Avis de tempête sur la scène musicale française. Patrice Vigier est un artisan de la guitare au sens noble du terme. Il exerce depuis plus de trente ans la profession de luthier et ses instruments haut de gamme ont trouvé preneur parmi les plus grands : Deep Purple, Black Sabbath, Led Zeppelin, Simple Minds, Guns and Roses, Oingo Boingo, Stanley Jordan, Lapiro de Mbanga et Shawn Lane. Après mûre réflexion et souhaitant passer de l'autre côté de la belle aguicheuse à six cordes (nommé Excalibur), Patrice a pris contact avec les 3/4 du groupe Satan Jokers afin de mettre en forme son projet intitulé Summer Storm avec comme ambition de devenir LE groupe français de rock classique à tendance progressive.
Accompagné d'une section rythmique au cordeau et de Renaud Hantson, considéré comme le meilleur de sa génération par un certain Michel Berger, Patrice a composé dix titres (dont un bonus instrumental conclusif) qui sont autant de morceaux hommage au rock qui a nourri sa passion. Après une brève introduction qui donne le ton de l'orientation musicale de l'album, Summer Storm ouvre les hostilités avec le morceau le plus long de l'album. Ce titre éponyme a pour ossature une rythmique qui rappellera le 'Run Like Hell' des Pink Floyd tout en développant un aspect plus rock que les Anglais, style qui forge l'ADN du groupe, jusqu'au final explosif avec son solo de guitare très inspiré. Renaud Hantson module aussi sa voix, laissant l'impression que plusieurs personnages se répondent. Il s'agit du titre le plus progressif de l'album.
La suite se révèle plus classique avec l’enchaînement de chansons construites sur la forme couplets-refrains donnant l'impression d'écouter plus une compilation de titres variés qu'un album concept, l'aspect progressif des premiers titres s'estompant. Tour à tour, les influences sont marquantes comme le rock bluesy d'AC/DC qui patine 'Little By Little' ou le boogie rock de Status Quo qui colore 'Whoever'. La technique de Patrice est exemplaire et ses soli nombreux sont plutôt convaincants malgré leur classicisme.

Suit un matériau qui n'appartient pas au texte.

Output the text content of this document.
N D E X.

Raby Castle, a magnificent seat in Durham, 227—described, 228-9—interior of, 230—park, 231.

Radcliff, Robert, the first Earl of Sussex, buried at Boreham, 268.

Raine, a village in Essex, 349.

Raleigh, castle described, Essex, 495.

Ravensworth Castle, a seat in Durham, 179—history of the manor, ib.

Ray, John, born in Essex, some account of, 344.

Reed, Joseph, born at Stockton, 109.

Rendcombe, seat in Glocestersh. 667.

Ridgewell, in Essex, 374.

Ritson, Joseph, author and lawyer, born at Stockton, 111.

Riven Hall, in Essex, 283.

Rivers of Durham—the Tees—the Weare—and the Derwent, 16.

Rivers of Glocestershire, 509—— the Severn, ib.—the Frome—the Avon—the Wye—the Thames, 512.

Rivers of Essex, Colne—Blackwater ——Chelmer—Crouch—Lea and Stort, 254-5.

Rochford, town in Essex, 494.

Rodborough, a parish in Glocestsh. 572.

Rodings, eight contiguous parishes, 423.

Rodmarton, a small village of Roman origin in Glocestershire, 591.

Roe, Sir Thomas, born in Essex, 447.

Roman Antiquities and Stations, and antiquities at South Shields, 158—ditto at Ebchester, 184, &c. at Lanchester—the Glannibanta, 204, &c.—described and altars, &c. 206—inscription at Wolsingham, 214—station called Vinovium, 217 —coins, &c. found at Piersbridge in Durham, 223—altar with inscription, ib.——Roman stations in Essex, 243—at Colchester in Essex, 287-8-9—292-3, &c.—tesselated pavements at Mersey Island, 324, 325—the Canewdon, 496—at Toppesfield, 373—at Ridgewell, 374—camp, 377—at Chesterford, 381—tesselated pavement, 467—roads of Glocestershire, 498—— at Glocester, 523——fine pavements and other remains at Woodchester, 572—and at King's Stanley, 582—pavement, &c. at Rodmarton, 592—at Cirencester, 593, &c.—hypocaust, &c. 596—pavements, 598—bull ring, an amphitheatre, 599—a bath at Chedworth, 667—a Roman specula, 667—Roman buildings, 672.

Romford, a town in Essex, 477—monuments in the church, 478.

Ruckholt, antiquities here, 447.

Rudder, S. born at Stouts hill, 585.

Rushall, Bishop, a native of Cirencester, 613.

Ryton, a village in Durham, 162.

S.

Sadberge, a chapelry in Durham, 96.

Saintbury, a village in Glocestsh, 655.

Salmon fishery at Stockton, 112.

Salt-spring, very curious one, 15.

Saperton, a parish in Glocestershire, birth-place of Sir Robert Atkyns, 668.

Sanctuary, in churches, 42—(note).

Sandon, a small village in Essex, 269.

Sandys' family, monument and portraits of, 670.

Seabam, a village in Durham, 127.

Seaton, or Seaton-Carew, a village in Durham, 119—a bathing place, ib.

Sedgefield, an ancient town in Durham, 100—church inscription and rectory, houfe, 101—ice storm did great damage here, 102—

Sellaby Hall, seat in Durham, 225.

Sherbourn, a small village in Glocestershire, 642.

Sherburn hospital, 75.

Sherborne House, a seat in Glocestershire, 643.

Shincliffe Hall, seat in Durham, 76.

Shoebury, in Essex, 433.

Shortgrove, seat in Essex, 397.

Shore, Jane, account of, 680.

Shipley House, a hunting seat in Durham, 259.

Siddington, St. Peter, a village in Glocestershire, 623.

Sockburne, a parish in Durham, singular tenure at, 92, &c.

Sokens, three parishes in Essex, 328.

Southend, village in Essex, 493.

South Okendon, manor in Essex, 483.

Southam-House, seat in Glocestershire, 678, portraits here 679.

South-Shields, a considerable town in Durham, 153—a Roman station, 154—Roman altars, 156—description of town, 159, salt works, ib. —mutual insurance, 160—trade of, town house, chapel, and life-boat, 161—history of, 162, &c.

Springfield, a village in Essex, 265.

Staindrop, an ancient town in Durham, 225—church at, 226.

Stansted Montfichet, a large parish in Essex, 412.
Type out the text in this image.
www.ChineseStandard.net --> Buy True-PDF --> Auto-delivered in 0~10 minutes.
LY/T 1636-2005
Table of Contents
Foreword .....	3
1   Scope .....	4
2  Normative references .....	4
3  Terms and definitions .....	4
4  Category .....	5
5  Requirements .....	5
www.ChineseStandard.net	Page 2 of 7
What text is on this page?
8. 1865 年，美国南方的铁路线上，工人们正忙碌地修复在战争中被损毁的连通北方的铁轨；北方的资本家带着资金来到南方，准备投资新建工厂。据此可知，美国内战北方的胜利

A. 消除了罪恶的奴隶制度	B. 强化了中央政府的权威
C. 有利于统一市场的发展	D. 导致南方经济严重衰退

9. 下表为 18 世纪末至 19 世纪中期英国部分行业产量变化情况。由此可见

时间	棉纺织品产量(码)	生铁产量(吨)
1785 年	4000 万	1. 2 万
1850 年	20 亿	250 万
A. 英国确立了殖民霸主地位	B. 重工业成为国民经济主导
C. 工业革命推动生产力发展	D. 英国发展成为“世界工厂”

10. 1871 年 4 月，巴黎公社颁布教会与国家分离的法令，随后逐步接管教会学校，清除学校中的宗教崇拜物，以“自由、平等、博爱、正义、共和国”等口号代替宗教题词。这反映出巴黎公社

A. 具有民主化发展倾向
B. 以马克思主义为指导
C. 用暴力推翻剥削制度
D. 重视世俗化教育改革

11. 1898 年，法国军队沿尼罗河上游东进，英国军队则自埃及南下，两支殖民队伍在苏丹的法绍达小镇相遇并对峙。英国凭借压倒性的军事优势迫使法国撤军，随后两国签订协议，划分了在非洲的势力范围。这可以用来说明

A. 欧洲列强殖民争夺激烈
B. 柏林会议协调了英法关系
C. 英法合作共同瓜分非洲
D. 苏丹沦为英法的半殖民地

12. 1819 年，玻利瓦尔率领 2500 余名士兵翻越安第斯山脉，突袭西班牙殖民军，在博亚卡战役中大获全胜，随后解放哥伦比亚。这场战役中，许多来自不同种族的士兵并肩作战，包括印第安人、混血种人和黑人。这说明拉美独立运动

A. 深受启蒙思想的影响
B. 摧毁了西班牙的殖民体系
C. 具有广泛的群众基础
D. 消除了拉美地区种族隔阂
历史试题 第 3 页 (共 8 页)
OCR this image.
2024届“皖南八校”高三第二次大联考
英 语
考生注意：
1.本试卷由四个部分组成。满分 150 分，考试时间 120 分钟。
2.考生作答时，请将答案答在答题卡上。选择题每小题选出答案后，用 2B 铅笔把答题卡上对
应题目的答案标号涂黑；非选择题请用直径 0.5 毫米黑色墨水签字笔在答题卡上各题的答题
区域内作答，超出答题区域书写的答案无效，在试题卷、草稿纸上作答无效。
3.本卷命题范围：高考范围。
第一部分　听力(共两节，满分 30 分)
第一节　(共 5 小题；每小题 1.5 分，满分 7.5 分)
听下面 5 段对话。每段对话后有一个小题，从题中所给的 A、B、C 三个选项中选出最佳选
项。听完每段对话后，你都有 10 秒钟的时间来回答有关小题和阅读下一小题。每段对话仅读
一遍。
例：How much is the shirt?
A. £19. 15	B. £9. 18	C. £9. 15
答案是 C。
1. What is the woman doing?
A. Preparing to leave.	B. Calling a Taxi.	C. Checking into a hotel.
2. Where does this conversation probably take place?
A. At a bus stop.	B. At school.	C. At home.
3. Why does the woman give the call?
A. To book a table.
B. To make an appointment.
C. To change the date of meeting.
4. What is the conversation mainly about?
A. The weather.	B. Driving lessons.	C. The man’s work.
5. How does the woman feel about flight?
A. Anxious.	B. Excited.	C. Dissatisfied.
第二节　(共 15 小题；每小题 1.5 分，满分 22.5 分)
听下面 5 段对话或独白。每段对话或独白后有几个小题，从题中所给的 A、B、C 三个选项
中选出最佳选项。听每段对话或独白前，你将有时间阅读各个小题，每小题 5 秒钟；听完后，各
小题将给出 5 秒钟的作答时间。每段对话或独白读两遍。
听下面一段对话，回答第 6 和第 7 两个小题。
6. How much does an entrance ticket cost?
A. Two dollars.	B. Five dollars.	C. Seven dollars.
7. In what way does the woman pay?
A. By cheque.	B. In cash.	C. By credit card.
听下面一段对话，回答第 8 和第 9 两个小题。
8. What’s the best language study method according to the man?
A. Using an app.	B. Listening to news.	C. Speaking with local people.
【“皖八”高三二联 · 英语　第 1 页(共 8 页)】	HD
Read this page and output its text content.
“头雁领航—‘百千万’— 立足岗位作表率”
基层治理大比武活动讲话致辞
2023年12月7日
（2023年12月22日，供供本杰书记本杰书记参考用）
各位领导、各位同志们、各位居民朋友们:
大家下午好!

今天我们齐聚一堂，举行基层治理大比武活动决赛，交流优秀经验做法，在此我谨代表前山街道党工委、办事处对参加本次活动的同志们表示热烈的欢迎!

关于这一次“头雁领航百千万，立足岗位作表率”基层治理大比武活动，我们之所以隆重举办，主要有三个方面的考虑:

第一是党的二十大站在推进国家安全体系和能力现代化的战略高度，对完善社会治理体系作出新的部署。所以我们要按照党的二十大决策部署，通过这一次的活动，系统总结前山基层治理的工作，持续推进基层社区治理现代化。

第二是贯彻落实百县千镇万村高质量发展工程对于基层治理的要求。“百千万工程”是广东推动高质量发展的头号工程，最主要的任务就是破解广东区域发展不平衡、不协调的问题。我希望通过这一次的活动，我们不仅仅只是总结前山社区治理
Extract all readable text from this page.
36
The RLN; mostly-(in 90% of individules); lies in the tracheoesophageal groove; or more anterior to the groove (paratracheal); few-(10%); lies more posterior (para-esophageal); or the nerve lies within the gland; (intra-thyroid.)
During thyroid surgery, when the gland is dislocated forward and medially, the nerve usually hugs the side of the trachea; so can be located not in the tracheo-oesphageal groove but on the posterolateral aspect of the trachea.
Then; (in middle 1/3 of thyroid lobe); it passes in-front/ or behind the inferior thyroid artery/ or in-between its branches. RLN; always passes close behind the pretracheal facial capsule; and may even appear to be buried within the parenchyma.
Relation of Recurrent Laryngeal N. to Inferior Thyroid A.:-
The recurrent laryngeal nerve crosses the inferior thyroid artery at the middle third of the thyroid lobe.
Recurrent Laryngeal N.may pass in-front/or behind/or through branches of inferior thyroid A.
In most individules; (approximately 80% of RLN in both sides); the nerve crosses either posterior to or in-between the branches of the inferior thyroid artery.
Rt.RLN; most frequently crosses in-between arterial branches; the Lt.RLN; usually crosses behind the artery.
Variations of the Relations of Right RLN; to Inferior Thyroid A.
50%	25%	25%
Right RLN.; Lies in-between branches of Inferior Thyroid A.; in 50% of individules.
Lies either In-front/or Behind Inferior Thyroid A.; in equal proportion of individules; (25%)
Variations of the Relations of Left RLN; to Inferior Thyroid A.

Surtout ils ne sont jamais envahissants. Son idée fil rouge est de laisser s'exprimer les chansons plutôt que d'étaler sa virtuosité, la technique n'étant qu'un des outils de la transmission des émotions.
Il faut reconnaître que certains titres rehaussent l'intérêt de l'écoute avec un aspect légèrement plus alambiqué comme dans 'G V' (hommage au père de Patrice) qui démarre de façon planante pour vriller vers un rock qui sent bon le cuir suivi par l'hymne 'Life Is Too Short' qui, les paris sont pris, aura un bel écho en live.
Le challenge porté par Patrice est relativement réussi grâce à l'interprétation sans faille des musiciens et du chanteur qui livrent une très belle prestation. Même si le progressif n'est ici que touché du doigt et que l'auditeur pourrait regretter l'absence de prise de risque, l'écoute se révèle agréable et il aura hâte d'écouter la suite prévue pour 2019 en espérant encore plus de relief et de personnalité.